When comparing the average of two or more groups with the help of hypothesis tests, the assumption is that the data is a sample from a normally distributed population. That is why hypothesis tests such as the t-test, paired t-test and analysis of variance (ANOVA) are also called parametric tests.
Nonparametric tests do not make assumptions about a specific distribution. If assumptions do not hold, nonparametric tests are a better safeguard against drawing wrong conclusions.
The Mood’s median test is a nonparametric test that is used to test the equality of medians from two or more populations. Therefore, it provides a nonparametric alternative to the one-way ANOVA. The Mood’s median test works when the Y variable is continuous, discrete-ordinal or discrete-count, and the X variable is discrete with two or more attributes.
Examples for the usage of the Mood’s median test include:
A project team wants to determine what drives the lead times of quality control (QC) analyses. One potential X they analyze is the products (A, B, C).Thus, they collect the data of all analysis times over the last three months. A dot plot (Figure 1) of the data shows a lot of overlap between the lead times of the three product groups, but it is hard to tell whether there are significant differences.
The team decides to use a hypothesis test to determine if there are “true differences” between the three product types or simply random differences due to the samples taken.

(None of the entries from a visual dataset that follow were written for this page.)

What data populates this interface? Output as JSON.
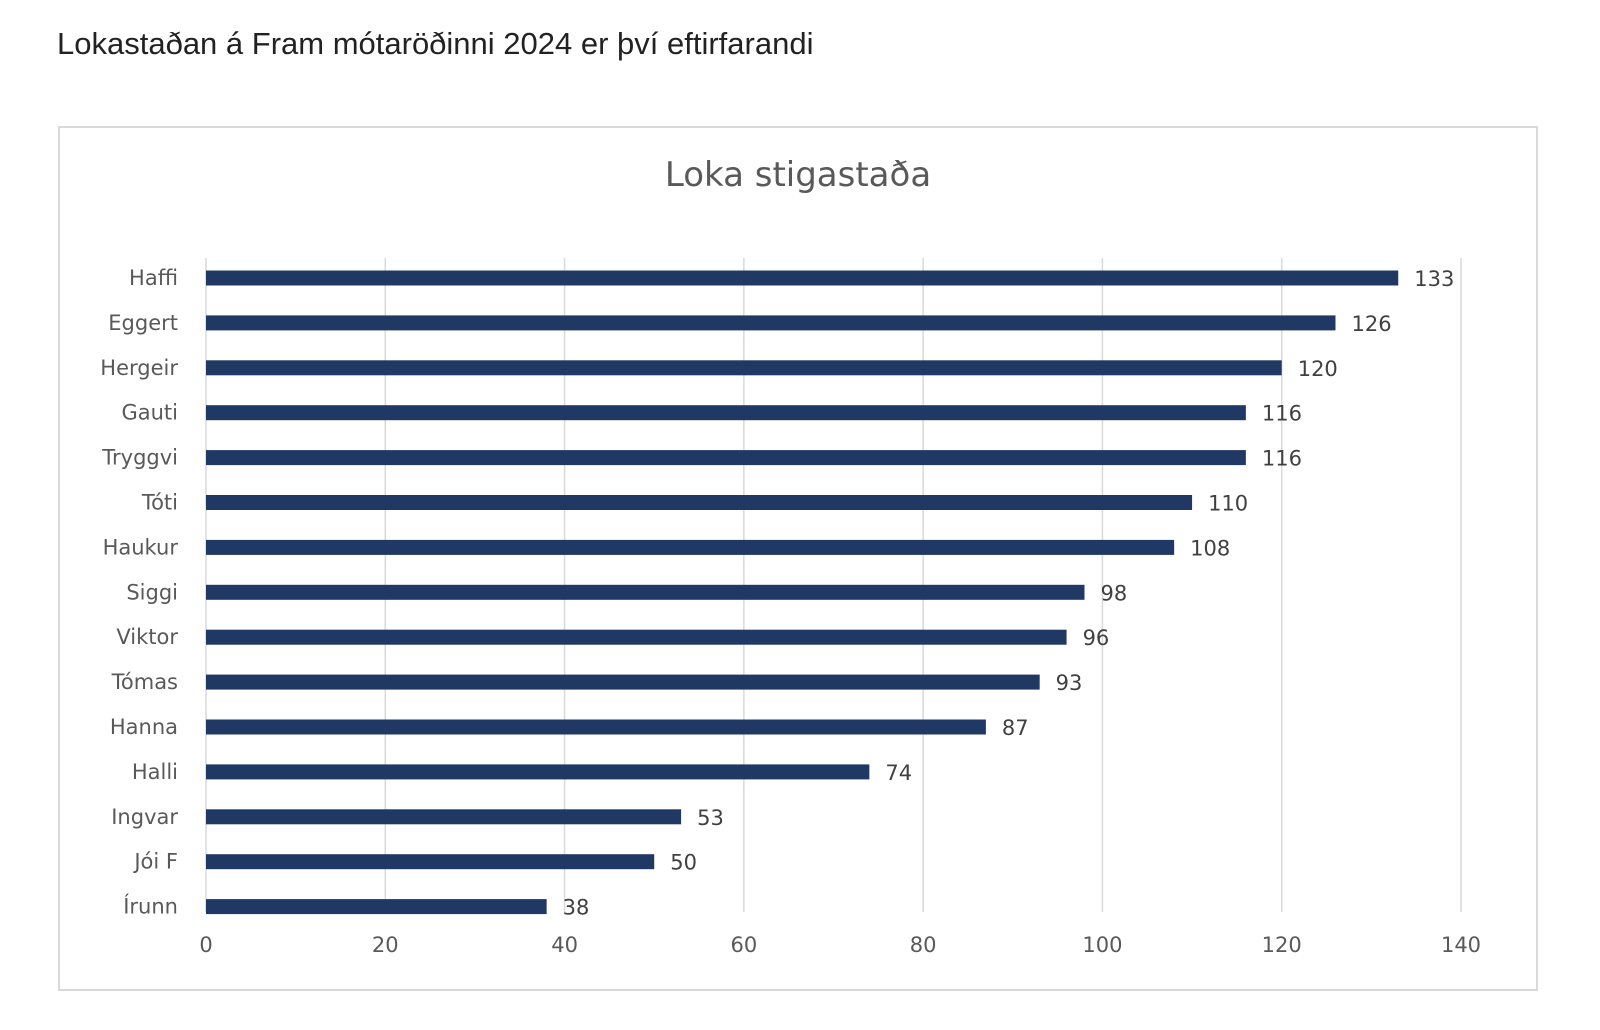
{
  "page": {
    "heading": "Lokastaðan á Fram mótaröðinni 2024 er því eftirfarandi"
  },
  "colors": {
    "bar": "#203864",
    "gridline": "#d9d9d9",
    "text": "#595959"
  },
  "chart_data": {
    "type": "bar",
    "orientation": "horizontal",
    "title": "Loka stigastaða",
    "categories": [
      "Haffi",
      "Eggert",
      "Hergeir",
      "Gauti",
      "Tryggvi",
      "Tóti",
      "Haukur",
      "Siggi",
      "Viktor",
      "Tómas",
      "Hanna",
      "Halli",
      "Ingvar",
      "Jói F",
      "Írunn"
    ],
    "values": [
      133,
      126,
      120,
      116,
      116,
      110,
      108,
      98,
      96,
      93,
      87,
      74,
      53,
      50,
      38
    ],
    "xlim": [
      0,
      140
    ],
    "xticks": [
      0,
      20,
      40,
      60,
      80,
      100,
      120,
      140
    ],
    "grid": true,
    "legend": "none",
    "data_labels": true
  }
}
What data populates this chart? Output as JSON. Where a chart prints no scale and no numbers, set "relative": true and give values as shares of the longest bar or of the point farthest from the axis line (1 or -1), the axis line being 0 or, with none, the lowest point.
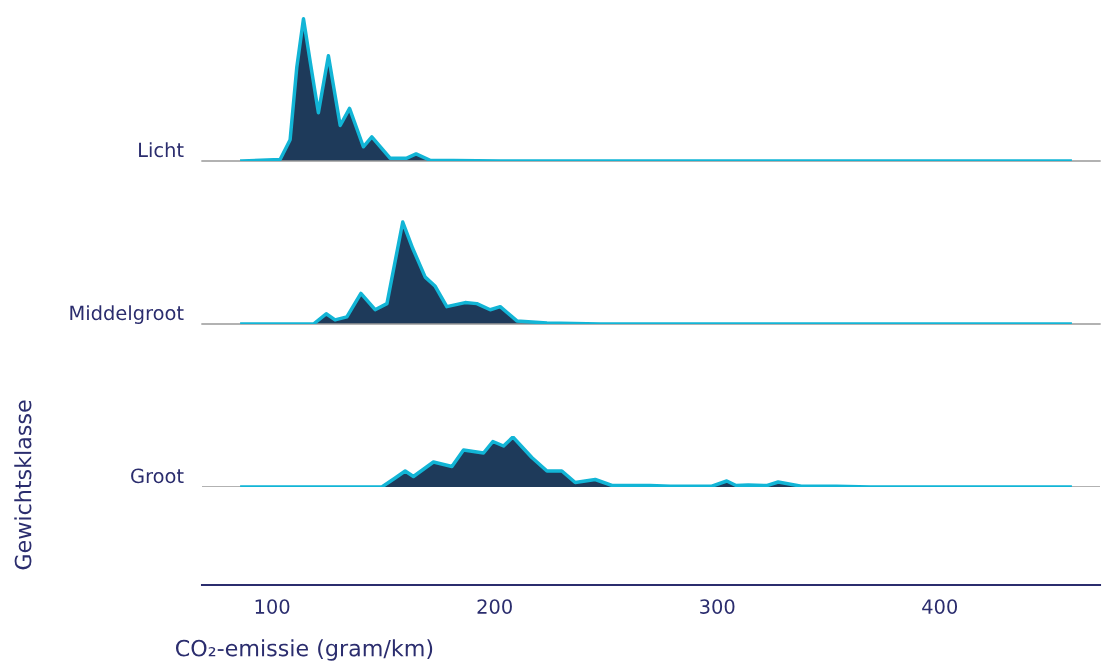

The team now has the choice between the nonparametric Kruskal-Wallis and the Mood’s median test. Because the latter is more robust against outliers and some extreme values are observed in the QC data, the team decides to use the Mood’s median test.
The null hypothesis, H0, is: The samples come from the same distribution, or there is no difference between the medians of the three products’ analysis times.
The alternative hypothesis, Ha, states: The samples come from different distribution (i.e., at least one median is different).
Although the Mood’s median test does not require normally distributed data, that does not mean that it is assumption free. The assumptions of Mood’s median test are that the data from each population is an independent random sample and the population distributions have the same shape.
Testing for same shape can ideally be done with the probability plot. A practitioner would now look for a distribution that is the same for all three product groups.
In this case, the probability plot (Figure 3) shows that all data follows a lognormal distribution (p>0.05), which is also typical for cycle time data. If the probability plot does not provide distribution that matches all groups under comparison, a visual check of the data may help. Do the distributions look similarly (e.g., are they all left- or right-skewed, with only some extreme values)?
If the assumptions are met, the Mood’s median test can be conducted. If the p-value is less than the agreed Alpha risk of 5 percent (0.05), the null hypothesis is rejected and at least one significant difference can be assumed. For the QC analysis time, the p-value is 0.016 – in other words, less than 0.05.
The 95 percent confidence intervals of the individual group medians now help to find where the significant difference is. The rule is: If there is no overlap between the confidence intervals, a significant difference can be assumed. In this example, at least product A and C have significantly different analysis times (Figure 4).
The test statistic of the Mood’s median test is actually based on another well known hypothesis test: the chi-square test. This test is usually used to find differences between proportions of two or more groups. But how can it be used to compare medians?
First, practitioners should aggregate the original data into a two-way table following this procedure:
|Table 1: Two-way Contingency Table|
|Overall median = 1.66||Product Type|
|Number of Observations…||A||B||C|
|Less than or equal to overall median||20||16||9|
|Greater than overall median||10||14||21|
The assumption (or null hypothesis) is that if there were no median difference between the groups, the percentage of values below and above the overall median should be equal for each group. The chi-square test can now be used to test this assumption. Low values of chi-square would prove this assumption true; large values would indicate that the null hypothesis is false.
In this project example, the chi-square value is 8.27. The p-value of 0.016 indicates that the probability that such a chi-square value occurs if there are actually no differences between the product type groups is only 1.6 percent. Therefore, the practitioners can conclude that there is at least one significant difference between the groups, with just a 1.6 percent risk of being wrong.